Had a lady call me yesterday with some hogs coming in to her place on a nightly basis. The ideal thing would be to set up a trap and to spend a few nights with some sort of night vision rifle. Preferably with a kid as the trigger man. But that's not a deal breaker. I have been out of hog hunting for a while. Let me know what y'all got? Not being rude or picky but from the conversation I had with this lady it would be best suited for a night vision set up and a trap.


----------



## GeorgiaGlockMan (Oct 29, 2016)

I like thermal on a suppressed semi auto rifle.

I'd shoot them up before I went to a trap but that's just me..lol.  The majority of the rest will leave fore a while when bullets start to whizzz.

Good luck!


----------



## riverbank (Oct 29, 2016)

Thermal, night vision, all the same to me. I've never looked through any of it. When I hunted hogs it was with a pack of curs and a fathead bulldog named booger.  A trap would be good though for when someone wasn't there with some sort of night time optics.


----------



## RamblinWreck (Nov 2, 2016)

I have a DPMS .308 GII rifle with IR Defense MKII thermal scope and suppressor. I also have a .300 Blackout with FLIR RS35 thermal and ATPIAL laser, also suppressed. I use a PVS-14 on a helmet for walking around, and a Pulsar HD19A hand-held thermal for looking for pigs. That is what I hunt pigs with at night. Shooting pigs is fun, but to really get rid of them you need a remote-operated bait trap like the Jager Pro M.I.N.E. to catch the whole sounder.


----------



## Gentleman4561 (Nov 5, 2016)

RamblinWreck said:


> I have a DPMS .308 GII rifle with IR Defense MKII thermal scope and suppressor. I also have a .300 Blackout with FLIR RS35 thermal and ATPIAL laser, also suppressed. I use a PVS-14 on a helmet for walking around, and a Pulsar HD19A hand-held thermal for looking for pigs. That is what I hunt pigs with at night. Shooting pigs is fun, but to really get rid of them you need a remote-operated bait trap like the Jager Pro M.I.N.E. to catch the whole sounder.

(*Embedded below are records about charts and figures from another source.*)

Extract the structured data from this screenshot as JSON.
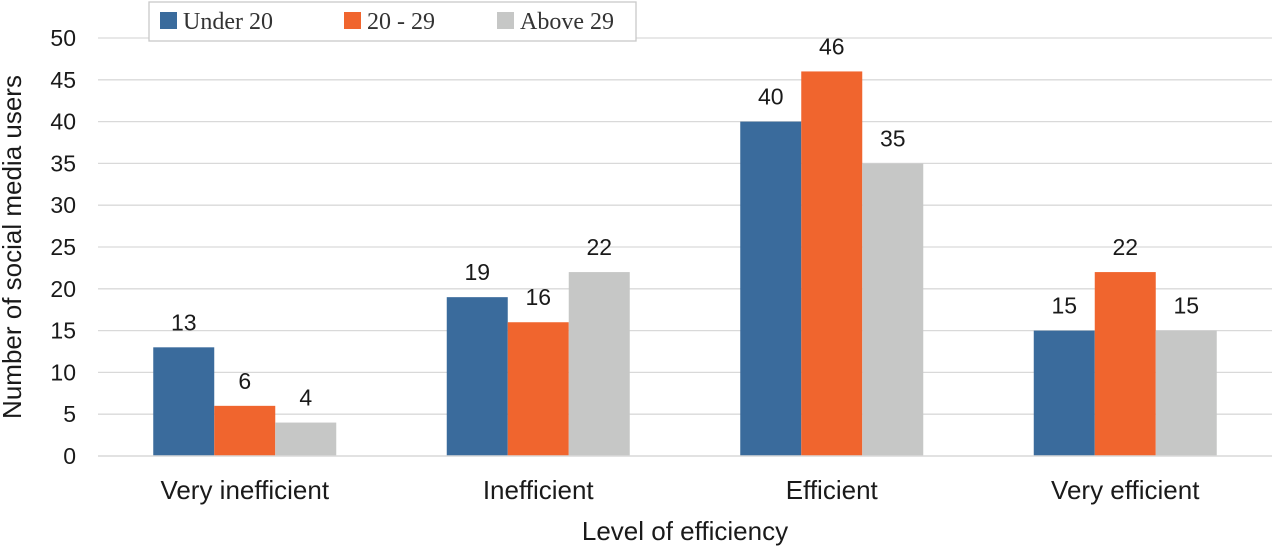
{
  "chart_data": {
    "type": "bar",
    "title": "",
    "xlabel": "Level of efficiency",
    "ylabel": "Number of social media users",
    "categories": [
      "Very inefficient",
      "Inefficient",
      "Efficient",
      "Very efficient"
    ],
    "series": [
      {
        "name": "Under 20",
        "color": "#3a6b9c",
        "values": [
          13,
          19,
          40,
          15
        ]
      },
      {
        "name": "20 - 29",
        "color": "#f0652e",
        "values": [
          6,
          16,
          46,
          22
        ]
      },
      {
        "name": "Above 29",
        "color": "#c6c7c6",
        "values": [
          4,
          22,
          35,
          15
        ]
      }
    ],
    "ylim": [
      0,
      50
    ],
    "yticks": [
      0,
      5,
      10,
      15,
      20,
      25,
      30,
      35,
      40,
      45,
      50
    ],
    "grid": true,
    "legend_position": "top-left",
    "data_labels": true
  }
}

Yep, shooting them is fun but as you said a trap is the way to go to get rid of them.


----------



## riverbank (Nov 6, 2016)

How about trap shy hogs? And people that cant afford something like that style trap that cost thousands of dollars. I will admit that if I had money to invest in one of those traps I'd give it a shot, but I'm still not convinced that the hogs will go to it. I used to do lots and lots of hog removal all over the state and have personally dealt with hogs that would pass up a trap full of jelly donuts, fermented corn, sow in heat, straight corn, just about anything you can think of that a hog will eat because they know something aint right. And I'm talking about large corral style traps. Not a small box. The property I live on now is a prime example of some trap shy pigs. We left a trap out for months and not even the piglets would go in it. They'd eat around it and move on. Had it set up  to where we could check it from over 100 yards away so we didn't leave any scent. They just simply knew better.


----------